While the death toll from the novel coronavirus topped 90,000 this week, that is still far less than the potential millions that some experts warned could have been possible. It remains a hot topic of debate whether the lower numbers were the result of stay at home orders and mandatory social distancing – but one fact remains, COVID-19 destroyed the once hot economy.
The year started with record low unemployment. Fast forward to March and more than 36 million Americans have filed for unemployment benefits, while the official unemployment rate reached 14.7% in April – the highest since the Great Depression. The rate is so high that the Washington Post reported that economists are even proposing new ways to measure it.
Many of the lost jobs are of course in the service industry – including hotels, airlines and restaurants – but last week DefenseOne released the findings of its own survey, which found that federal contractors and private-sector workers are reporting that the coronavirus pandemic has hurt businesses and their ability to compete for government work.

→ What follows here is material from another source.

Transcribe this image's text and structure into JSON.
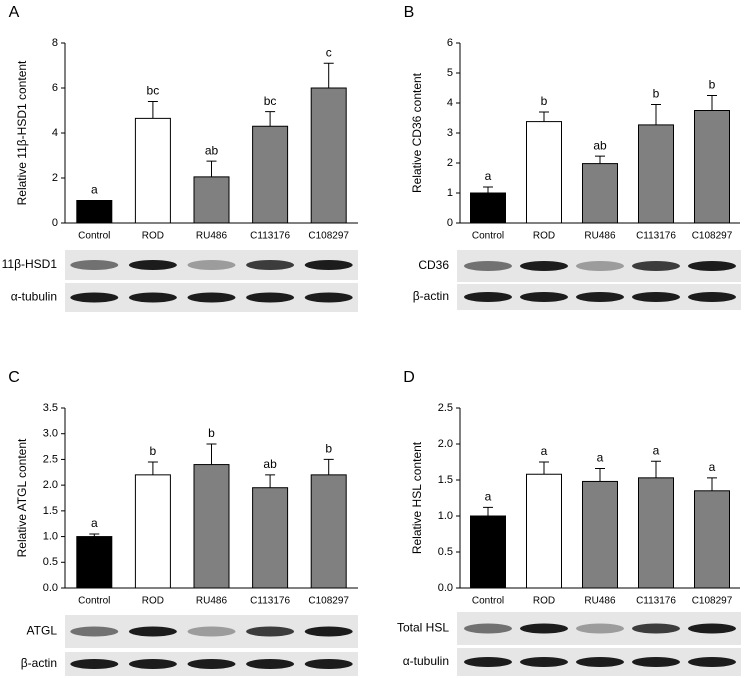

The survey was conducted in early March by Government Business Council, a division of DefenseOne’s parent company.
Across the country businesses of all sizes shuttered, and while many employees continued to work remotely this has seriously impacted the national workforce. Federal contractors and private-sector workers may not have lost jobs or contracts, but that doesn’t mean their work hasn’t changed in significant ways.

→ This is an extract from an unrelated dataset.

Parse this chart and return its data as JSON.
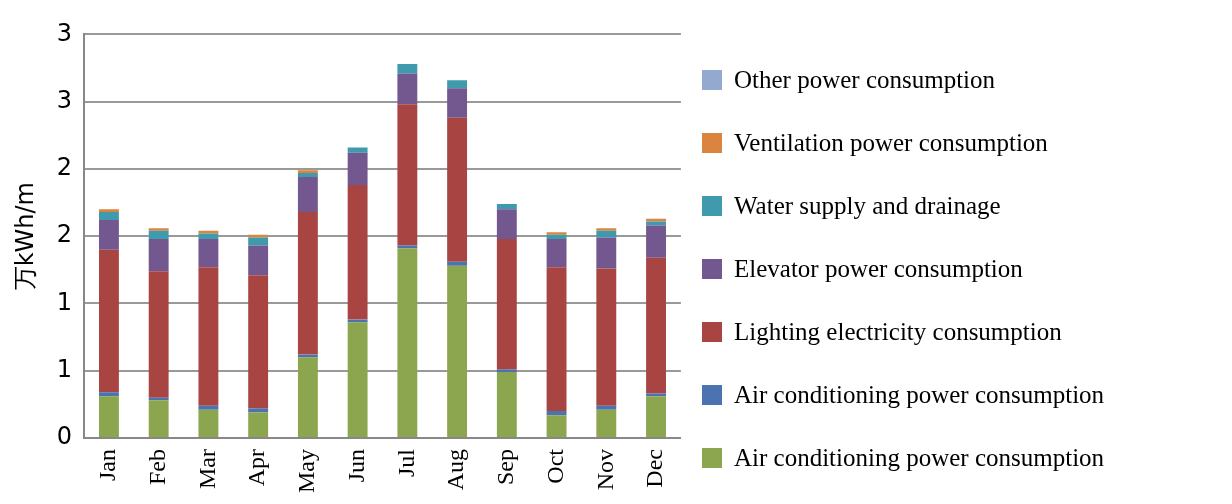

More than 75% of the respondents said that COVID-19 had a moderate, major or even extreme impact on their company’s day-to-day operations. By contrast only 22% said the novel coronavirus had a minimal impact, while just 2% said it had no impact.
In addition, nearly 60% of respondents said that coronavirus forced them to slow or pause production, while nearly 40% said their business has seen disruptions to its cash flow.

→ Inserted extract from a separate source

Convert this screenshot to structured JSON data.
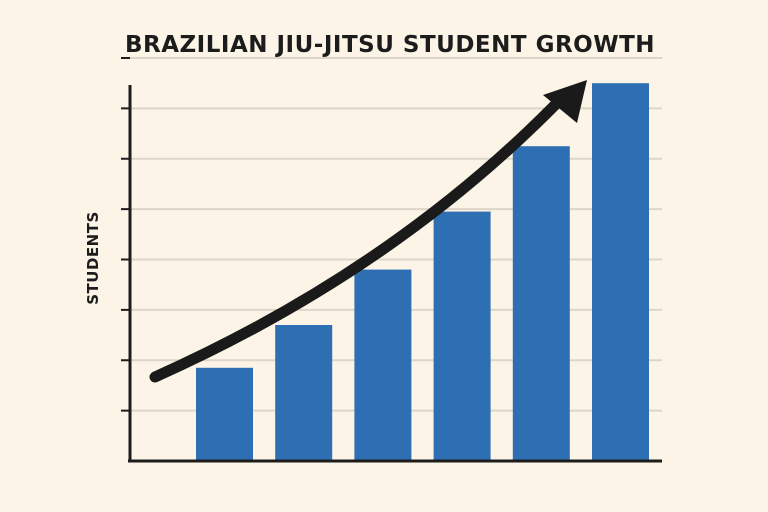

As a result of the pandemic more than 17% of respondents did say that they had to lay off employees, while 18% said they have furloughed workers.
One concern is that some businesses may not be able to survive if business doesn’t get back to a state of normalcy soon. Last week leaders from the U.S. military called up Congress to help shore up the defense industrial base. That came as satellite maker Intelsat declared bankruptcy. To help protect small firms, the United States Air Force has speed up contract awards as a way to deliver cash to small companies.
Another survey conducted last month by the National Defense Industrial Association found that 60% of businesses reported a disruption to cash flow, and 67% of businesses with annual revenue less than $1 million saw cash flow impacts. In addition, 60% of companies said they expected long-term financial and cash flow issues because of the economic slowdown brought on by the pandemic.
Breaks in the Supply Chain
Despite the fact that the Pentagon had been paying its contractors more money up front since March – to help larger firms then allow money to trickle down to smaller companies in the supply chain – there has still been a slowdown due to disruptions in meeting deliverables.
The DefenseOne study found that about 30% of government contractors and private sector works noted that business has experienced supply-chain disruptions.
In addition, despite the government’s suggestion to practice social distancing to reduce the spread of the diseases, more than one-third of the respondents to the DefenseOne survey said that such practices actually hurt their company’s ability to actually compete for government contracts. However, more than half also said that social distancing made no difference in their respective company’s ability to win contracts while 12% said restrictions have helped their company’s competitive advantage.
Around one-quarter of survey respondents said the lack of access to senior officials and other decision makers, as well as the inability to attend networking events such as trade shows and conferences have also impacted businesses. As these events are on hold indefinitely, trade associations and event organizers have sought to rely on virtual ways to replicate speaker presentations but also to bring networking online in other ways.
“Your ability to pull somebody off the stage coming off a panel, the ability to ask a question in the question-and-answer period in this environment, is a little bit challenging,” General Hawk Carlisle, United States Air Force (Retired), CEO of National Defense Industrial Association, said in an interview late last month to Defense One. “It is having an effect and I do believe the longer this goes on it will continue to have an effect.”